Some weeks before the assassination, Kennedy had declared his support for supplying Israel with a large quantity of fighter jets in the aftermath of the Six Day War. The declaration was significant in several ways. Firstly, it represented the first time the United States was considering supplying Israel with higher quality weapons than other the Arab states in the region. The move represented the beginning of the US’s still-running commitment to establishing and maintaining Israel’s Qualitative Military Edge over its neighbors. But for Sirhan, there was yet another, personal significance to Kennedy’s declaration.
Robert Kennedy, the younger brother of assassinated US president John F. Kennedy, had been a hero to Sirhan Sirhan. “He was my champion, he was the defender of the downtrodden,” he later said in an interview, believing himself to be the downtrodden that RFK had pledged to defend. But when Sirhan heard that Kennedy was promising to supply military jets to Israel, he felt personally betrayed. He began filling pages of his personal journals with scribbles reading: “RFK must die.”

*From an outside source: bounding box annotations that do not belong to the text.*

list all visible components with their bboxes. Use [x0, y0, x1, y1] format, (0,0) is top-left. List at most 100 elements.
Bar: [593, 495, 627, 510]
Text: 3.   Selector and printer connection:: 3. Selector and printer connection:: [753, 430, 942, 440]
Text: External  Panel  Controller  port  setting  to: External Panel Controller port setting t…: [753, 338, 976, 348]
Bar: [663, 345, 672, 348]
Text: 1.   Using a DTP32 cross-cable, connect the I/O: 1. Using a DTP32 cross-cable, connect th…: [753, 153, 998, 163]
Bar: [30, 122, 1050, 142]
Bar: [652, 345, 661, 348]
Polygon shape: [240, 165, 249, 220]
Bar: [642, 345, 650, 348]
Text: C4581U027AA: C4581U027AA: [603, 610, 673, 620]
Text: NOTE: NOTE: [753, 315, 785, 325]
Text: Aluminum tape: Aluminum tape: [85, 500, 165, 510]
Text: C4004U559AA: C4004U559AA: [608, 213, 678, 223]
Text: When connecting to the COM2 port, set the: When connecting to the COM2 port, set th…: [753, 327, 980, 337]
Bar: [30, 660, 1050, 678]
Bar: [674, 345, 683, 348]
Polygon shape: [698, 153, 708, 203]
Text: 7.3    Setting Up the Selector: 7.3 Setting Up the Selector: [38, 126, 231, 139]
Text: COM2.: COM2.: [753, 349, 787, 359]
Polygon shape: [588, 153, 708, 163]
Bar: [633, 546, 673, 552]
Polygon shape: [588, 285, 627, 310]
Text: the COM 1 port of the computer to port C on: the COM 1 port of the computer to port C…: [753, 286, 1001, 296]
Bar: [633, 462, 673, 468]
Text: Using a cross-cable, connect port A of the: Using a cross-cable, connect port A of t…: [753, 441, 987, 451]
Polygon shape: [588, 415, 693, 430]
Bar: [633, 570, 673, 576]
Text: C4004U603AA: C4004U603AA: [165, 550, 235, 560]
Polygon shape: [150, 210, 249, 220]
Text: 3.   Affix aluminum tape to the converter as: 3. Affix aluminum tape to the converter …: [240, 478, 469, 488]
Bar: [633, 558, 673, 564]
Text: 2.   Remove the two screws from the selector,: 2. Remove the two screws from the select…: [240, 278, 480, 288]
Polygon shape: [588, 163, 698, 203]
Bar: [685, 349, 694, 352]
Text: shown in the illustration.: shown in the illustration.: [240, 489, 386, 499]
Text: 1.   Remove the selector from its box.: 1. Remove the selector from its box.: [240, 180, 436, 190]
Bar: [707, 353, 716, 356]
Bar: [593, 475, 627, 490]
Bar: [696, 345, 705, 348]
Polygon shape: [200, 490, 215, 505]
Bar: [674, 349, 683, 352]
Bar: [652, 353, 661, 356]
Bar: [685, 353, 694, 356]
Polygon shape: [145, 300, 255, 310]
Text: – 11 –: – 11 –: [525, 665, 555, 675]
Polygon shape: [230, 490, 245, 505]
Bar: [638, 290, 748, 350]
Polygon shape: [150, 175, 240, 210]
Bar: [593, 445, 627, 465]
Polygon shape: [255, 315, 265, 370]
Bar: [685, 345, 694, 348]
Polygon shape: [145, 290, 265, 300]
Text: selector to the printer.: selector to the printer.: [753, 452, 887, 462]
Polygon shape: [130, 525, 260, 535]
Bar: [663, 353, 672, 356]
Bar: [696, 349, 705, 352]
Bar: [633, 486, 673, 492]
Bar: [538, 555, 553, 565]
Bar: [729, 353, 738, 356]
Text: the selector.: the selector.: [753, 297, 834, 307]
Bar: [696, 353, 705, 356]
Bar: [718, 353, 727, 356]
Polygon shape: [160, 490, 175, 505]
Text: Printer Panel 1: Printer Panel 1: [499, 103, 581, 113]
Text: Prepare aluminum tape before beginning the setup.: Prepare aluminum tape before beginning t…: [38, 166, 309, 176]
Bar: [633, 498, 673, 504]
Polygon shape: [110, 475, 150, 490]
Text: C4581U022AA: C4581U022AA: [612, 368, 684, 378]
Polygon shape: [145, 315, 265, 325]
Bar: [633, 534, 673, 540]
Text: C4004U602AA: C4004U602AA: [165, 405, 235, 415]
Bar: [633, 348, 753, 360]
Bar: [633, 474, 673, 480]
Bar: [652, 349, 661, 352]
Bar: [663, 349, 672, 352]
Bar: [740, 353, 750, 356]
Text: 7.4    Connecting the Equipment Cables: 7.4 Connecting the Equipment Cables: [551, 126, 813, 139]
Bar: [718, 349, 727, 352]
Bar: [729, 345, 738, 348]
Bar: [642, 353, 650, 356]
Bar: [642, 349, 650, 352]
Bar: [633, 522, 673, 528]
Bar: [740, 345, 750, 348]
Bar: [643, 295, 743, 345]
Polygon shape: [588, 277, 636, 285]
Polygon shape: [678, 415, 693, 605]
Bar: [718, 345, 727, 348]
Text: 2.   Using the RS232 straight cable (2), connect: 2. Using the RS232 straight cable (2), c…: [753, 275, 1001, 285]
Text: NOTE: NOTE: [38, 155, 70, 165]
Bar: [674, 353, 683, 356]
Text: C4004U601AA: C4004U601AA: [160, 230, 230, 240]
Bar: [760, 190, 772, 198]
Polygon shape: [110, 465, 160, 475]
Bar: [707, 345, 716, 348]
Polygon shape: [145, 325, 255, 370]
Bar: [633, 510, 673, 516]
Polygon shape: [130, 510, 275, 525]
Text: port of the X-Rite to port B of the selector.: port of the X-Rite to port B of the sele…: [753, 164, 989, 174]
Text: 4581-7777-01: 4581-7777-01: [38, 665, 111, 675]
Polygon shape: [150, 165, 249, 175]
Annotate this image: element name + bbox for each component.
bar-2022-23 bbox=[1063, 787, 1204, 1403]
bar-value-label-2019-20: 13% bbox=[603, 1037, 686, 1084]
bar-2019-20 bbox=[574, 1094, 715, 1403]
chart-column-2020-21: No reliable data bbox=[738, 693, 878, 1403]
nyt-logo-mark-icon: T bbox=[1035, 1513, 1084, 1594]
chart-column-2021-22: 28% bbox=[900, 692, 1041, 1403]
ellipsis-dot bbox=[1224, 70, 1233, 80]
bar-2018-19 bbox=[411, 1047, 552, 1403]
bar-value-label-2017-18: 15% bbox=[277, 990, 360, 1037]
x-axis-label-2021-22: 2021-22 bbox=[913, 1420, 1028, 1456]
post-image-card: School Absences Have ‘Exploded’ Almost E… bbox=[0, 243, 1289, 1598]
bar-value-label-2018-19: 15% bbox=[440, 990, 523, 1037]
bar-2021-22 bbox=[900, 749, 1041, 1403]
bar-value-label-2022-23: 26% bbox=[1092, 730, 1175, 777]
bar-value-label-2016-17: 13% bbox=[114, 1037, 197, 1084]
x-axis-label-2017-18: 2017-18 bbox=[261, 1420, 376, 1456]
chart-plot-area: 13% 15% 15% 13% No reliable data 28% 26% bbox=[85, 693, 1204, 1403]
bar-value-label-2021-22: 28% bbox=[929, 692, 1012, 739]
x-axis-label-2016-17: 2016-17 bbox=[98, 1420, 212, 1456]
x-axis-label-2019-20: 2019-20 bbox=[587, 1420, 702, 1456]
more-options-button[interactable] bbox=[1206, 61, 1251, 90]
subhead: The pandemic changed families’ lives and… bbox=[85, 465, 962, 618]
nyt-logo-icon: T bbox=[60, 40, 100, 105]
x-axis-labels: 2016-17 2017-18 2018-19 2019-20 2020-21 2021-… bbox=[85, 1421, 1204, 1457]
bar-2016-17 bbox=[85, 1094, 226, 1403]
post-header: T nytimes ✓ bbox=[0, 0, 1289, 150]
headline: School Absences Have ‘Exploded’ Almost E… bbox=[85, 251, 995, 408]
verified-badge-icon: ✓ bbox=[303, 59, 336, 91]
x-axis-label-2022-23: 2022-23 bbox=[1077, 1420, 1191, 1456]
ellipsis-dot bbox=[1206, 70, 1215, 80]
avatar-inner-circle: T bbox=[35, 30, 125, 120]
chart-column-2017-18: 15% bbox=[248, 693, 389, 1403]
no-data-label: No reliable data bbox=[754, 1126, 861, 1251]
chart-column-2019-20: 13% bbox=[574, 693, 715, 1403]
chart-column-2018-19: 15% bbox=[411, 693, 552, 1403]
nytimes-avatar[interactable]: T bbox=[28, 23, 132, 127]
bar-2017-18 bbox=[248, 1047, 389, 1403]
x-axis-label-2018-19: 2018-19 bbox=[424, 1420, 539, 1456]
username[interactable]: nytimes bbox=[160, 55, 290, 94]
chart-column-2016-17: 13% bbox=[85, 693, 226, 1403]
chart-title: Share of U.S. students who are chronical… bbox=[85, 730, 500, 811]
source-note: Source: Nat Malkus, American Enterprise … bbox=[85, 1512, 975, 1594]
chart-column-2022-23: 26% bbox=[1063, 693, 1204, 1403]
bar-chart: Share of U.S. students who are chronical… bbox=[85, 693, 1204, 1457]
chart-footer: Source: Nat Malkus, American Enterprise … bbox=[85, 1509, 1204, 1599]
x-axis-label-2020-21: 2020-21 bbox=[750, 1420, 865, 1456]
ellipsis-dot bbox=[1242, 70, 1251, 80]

For many Americans at the time, Robert Kennedy had been a symbol of hope as the country was bogged in national crisis. The United States was in the middle of a costly and widely-opposed war in Vietnam, a bloody civil rights movement at home, and two of the era’s most inspiring political figures had recently been assassinated: US president John F. Kennedy had been shot five years earlier and civil rights leader Dr. Martin Luther King Jr. was assassinated just two months prior. Robert Kennedy, who after winning the California Democratic primary election on June 5 was likely headed to the White House, was running on a platform of ending US involvement in the Vietnam War, empowering America’s poor and helping realize the goals of the civil rights movement. The disenchanted American public was desperate for new leadership, and they saw it in Robert Kennedy.
Sirhan, however, feeling betrayed by what he described as RFK’s hypocrisy in acting to end the Vietnam War, “and in the next breath [sending] more bombs and Phantom jets to Israel to kill human beings – Palestinians." He had lost the sense of hope that he himself and so many Americans had associated with Kennedy. Sirhan later went much further in justifying the assassination, making a bizarre comparison: “If you were German or a Jew in Hitler's Germany and you had the opportunity to assassinate Hitler, I’m sure that they would have tried to do that,” saying he believed he was saving his people from destruction.
At his trial, Sirhan described his mindset as stemming from “20 years of malice of forethought." He claimed that the emotional scars he sustained watching his brother and others being killed during the 1948 war in Jerusalem contributed to a sense that he must act to save his people. “Having experienced what I have experienced in Palestine, atrocities, killings, the violence and just the uprooting of massive populations, did have more of an impact on me than it did on others.”
Sirhan Sirhan remains in a California prison to this day.